École de Football Saint-Christophe
- Founded: 1971
- Ground: Municipal Stadium Les Condémines Saint-Christophe, Italy
| Home colours | Away colours |

= École de Football Saint-Christophe =

Italian football club

École de Football Saint-Christophe (usually referred to as Saint-Christophe) is an Italian association football club, based in Saint-Christophe, Aosta Valley. Saint-Christophe plays in Seconda Categoria.

==History==
===Foundation===
The club is the main football team of sports club Unione Polisportiva Saint-Christophe A.S.D. that was founded in 1971 as Saint-Christophe Calcio and includes also sections of athletic and tennis.
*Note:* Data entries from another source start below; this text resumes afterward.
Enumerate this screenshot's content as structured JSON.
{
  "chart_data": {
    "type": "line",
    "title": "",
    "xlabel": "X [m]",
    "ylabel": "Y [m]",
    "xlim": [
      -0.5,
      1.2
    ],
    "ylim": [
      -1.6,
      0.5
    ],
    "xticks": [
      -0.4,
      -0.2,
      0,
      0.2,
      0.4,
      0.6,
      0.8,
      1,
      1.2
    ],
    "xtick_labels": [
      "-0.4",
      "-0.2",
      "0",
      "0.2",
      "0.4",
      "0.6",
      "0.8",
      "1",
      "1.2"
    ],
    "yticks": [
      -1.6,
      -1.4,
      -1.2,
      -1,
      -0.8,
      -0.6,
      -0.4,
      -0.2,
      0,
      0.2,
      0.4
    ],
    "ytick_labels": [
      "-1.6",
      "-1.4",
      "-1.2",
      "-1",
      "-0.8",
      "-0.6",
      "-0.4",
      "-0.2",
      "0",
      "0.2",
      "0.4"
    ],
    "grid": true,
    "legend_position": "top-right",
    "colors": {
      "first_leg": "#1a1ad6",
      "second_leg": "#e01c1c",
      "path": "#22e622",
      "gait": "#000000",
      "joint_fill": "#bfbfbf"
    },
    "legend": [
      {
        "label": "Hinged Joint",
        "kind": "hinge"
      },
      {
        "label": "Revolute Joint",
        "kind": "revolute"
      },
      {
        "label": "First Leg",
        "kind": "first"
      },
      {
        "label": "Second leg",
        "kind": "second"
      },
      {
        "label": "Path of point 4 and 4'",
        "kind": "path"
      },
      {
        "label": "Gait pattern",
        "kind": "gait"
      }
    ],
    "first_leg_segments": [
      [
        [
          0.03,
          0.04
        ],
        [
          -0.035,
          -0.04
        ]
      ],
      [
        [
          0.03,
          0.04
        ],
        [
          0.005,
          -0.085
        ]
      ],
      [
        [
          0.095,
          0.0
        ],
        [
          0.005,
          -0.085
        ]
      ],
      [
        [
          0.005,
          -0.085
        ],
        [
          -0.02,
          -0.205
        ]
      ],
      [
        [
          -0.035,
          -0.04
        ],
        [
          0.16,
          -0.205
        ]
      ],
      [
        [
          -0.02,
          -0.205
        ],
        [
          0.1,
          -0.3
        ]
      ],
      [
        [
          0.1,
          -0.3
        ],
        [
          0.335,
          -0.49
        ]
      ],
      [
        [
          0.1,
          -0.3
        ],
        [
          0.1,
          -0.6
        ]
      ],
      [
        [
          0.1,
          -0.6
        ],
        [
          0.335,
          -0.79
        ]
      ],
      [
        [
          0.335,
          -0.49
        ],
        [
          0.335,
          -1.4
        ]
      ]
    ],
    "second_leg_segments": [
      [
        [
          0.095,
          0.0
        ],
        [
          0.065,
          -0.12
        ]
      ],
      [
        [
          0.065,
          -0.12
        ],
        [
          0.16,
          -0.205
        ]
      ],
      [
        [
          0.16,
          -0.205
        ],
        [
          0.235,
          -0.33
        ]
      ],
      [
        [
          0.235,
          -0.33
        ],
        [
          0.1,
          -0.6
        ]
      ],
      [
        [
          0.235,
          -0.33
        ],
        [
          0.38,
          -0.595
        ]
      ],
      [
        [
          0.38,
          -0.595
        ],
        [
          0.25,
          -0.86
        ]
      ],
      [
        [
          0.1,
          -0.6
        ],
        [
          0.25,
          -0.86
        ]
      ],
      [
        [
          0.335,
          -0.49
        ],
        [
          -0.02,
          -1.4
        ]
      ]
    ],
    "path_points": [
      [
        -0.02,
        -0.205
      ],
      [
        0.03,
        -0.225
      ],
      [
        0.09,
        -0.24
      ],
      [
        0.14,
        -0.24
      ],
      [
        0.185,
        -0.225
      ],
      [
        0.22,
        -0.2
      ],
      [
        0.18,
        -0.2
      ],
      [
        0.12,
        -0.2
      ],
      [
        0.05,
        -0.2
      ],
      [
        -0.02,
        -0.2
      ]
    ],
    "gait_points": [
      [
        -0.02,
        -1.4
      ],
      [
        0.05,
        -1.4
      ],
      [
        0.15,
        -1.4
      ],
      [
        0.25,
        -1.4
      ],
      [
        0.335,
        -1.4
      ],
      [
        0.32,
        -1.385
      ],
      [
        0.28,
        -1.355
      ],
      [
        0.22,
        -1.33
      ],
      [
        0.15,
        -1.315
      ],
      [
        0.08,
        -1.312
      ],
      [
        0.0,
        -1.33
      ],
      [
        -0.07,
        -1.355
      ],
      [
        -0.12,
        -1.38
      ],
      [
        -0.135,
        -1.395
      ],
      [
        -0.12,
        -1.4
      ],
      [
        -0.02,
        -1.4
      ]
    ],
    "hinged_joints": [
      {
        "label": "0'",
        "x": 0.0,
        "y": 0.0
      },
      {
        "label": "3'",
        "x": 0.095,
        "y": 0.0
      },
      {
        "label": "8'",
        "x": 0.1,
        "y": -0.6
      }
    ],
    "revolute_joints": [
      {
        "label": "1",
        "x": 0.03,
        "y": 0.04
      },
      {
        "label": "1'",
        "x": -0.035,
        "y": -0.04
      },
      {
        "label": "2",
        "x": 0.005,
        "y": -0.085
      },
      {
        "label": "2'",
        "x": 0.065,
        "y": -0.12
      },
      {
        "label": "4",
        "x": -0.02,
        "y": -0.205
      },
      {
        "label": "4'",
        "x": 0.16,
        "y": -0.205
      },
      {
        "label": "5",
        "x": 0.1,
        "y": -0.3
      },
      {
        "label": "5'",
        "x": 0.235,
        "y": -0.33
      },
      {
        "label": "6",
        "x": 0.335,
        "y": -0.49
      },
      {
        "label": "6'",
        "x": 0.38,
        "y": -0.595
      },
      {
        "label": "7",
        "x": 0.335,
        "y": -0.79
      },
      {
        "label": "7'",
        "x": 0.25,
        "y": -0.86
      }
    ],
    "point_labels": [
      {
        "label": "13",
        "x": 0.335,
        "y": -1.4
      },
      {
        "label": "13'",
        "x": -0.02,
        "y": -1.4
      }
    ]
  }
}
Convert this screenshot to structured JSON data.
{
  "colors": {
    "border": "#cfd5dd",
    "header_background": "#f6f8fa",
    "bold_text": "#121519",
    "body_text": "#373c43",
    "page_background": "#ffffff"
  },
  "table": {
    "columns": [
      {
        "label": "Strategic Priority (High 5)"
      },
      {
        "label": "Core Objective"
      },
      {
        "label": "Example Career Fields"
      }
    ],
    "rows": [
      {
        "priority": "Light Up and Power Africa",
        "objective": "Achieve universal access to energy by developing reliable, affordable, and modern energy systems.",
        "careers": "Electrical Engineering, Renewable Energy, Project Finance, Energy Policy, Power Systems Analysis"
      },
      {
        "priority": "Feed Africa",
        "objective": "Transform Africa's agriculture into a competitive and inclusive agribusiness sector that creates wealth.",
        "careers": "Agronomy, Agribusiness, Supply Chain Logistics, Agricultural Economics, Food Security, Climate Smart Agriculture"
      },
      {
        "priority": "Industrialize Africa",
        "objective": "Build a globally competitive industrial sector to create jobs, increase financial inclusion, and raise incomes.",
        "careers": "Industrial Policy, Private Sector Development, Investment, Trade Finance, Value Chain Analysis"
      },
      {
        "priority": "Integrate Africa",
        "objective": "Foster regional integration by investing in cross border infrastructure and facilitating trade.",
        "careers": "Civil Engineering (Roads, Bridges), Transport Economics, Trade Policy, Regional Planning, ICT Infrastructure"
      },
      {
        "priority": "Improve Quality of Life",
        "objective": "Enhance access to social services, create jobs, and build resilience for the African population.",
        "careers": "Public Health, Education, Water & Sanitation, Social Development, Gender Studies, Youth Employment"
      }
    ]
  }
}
In summer 2010, the club, that had just been promoted for the first time from Eccellenza Piedmont and Aosta Valley to Serie D, changed its name to the current one, in memory of the former main team in the region, Valle d'Aosta Calcio, that just went bankrupt.

In the 2010–11 season the club gains access to the promotion play-off for Lega Pro Seconda Divisione, where it is beaten and eliminated by Rimini with the result of 3–1 in the last match of "Triangular 2" in the third round.

In the 2011–12 Serie D season, Vallée d'Aoste was promoted for the first time to Lega Pro Seconda Divisione. The club changed its name to the current one in order to represent the whole Aosta Valley.

The club was dissolved in 2016 and newly founded in 2023 as École de Football Saint-Christophe, starting from Terza Categoria.

==Colors and badge==
The team's colors are white and claret.